Ольга Играева - Две дамы и король
Не трясись, ничего они не найдут и не выяснят, а суетиться начнешь, наоборот, им мысль подашь". А ему отвечают, мол, «глупо получилось, мне теперь эти очки покоя не дают, все время мерещится, что они знают про эти клятые стекла, что делать, черт меня дернул в салон пойти». А тот снова — мол, не суетись, замри, только хуже сделаешь… Я толком ничего не поняла, что за очки и о чем речь. Я не успела отойти от двери, как она раскрылась и на меня Булыгин смотрит — прямо взглядом буравит, злобно так.

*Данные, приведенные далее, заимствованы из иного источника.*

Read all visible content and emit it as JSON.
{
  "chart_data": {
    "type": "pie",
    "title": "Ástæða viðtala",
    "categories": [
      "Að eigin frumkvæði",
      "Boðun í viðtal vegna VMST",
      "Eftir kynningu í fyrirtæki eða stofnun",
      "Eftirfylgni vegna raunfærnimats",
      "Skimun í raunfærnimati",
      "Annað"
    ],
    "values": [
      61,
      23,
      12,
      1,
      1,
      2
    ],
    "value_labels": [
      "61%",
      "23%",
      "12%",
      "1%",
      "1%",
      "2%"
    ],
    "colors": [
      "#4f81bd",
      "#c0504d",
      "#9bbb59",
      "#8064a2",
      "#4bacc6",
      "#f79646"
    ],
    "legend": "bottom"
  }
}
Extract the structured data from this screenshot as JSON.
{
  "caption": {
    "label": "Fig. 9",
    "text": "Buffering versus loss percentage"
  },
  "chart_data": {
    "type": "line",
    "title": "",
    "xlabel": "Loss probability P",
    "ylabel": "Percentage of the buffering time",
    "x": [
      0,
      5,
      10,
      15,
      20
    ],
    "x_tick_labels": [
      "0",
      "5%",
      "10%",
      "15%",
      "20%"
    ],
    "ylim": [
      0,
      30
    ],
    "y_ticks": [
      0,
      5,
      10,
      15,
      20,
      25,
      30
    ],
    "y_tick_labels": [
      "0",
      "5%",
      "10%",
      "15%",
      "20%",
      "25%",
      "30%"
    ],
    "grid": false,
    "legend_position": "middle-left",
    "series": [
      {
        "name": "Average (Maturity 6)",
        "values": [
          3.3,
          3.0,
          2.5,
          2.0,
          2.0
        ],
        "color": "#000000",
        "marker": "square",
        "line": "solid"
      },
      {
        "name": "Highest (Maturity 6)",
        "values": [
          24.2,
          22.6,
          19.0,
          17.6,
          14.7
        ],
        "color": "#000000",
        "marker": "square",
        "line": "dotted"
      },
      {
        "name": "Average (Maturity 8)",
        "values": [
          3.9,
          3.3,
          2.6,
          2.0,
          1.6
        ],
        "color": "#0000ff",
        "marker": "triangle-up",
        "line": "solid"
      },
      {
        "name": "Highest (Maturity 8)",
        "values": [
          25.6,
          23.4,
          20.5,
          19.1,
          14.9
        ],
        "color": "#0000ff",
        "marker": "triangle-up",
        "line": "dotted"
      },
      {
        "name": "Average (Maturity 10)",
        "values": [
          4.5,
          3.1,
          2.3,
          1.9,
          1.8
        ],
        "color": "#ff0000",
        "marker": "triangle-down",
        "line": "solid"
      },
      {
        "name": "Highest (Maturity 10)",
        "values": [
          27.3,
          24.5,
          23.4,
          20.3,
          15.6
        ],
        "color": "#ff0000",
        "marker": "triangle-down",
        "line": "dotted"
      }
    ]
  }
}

И грубо спрашивает — чего ты тут крадешься, что надо? Я лопочу про рекламу и клиентов, а он, по-моему, даже не слушал толком. Смотрит на меня пристально и будто соображает про себя… Сказал он мне что-то вроде: пошли ты подальше этот «Гефест» Знаете, смешно, но он, кажется, не поверил, что я только из-за «Гефеста» к нему ткнулась… Позже я пораскинула мозгами — очень впечатлила меня его реакция, — и знаете, мне показалось, что его грубость — она была из-за страха. Он испугался.
— Вы заметили, кто был у него в кабинете? — спросил Карапетян.
— Да, его брат. Но самое смешное, я не могу сказать вам, кто из них какие слова говорил. У них безумно похожи голоса.
Что же, вопреки ожиданиям информация была небезынтересной, если, конечно, этой юной особе ни чего не привиделось и не послышалось, думал Карапетян. Забавный поворот событий.
— Послушайте, я сейчас задам вам странный вопрос. Почему вы решили мне это рассказать? — поинтересовался он у «баскетболистки».
Вопрос поставил Майю в тупик. Забавно, что она действительно не задумывалась над этим. А ведь очень многие люди, случись им подслушать подобный разговор, держали бы язык за зубами, не желая ввязываться в сомнительную историю, одним из действующих лиц которой является их начальник.
— Разве я не должна?.. — промямлила Майка, но на полуфразе запнулась. Только сейчас ей пришло в голову, что если она подслушала нечто действительно важное, то дело это небезопасное. Зачем она ввязалась? Однако интересно, что задает ей этот вопрос мент, которому от ее откровенности только польза.
Майка как-то сразу сникла и решила, что зря она это затеяла. «Вот гад! — подумала она, искоса глянув на Карапетяна. — Ему же помогают, а он…»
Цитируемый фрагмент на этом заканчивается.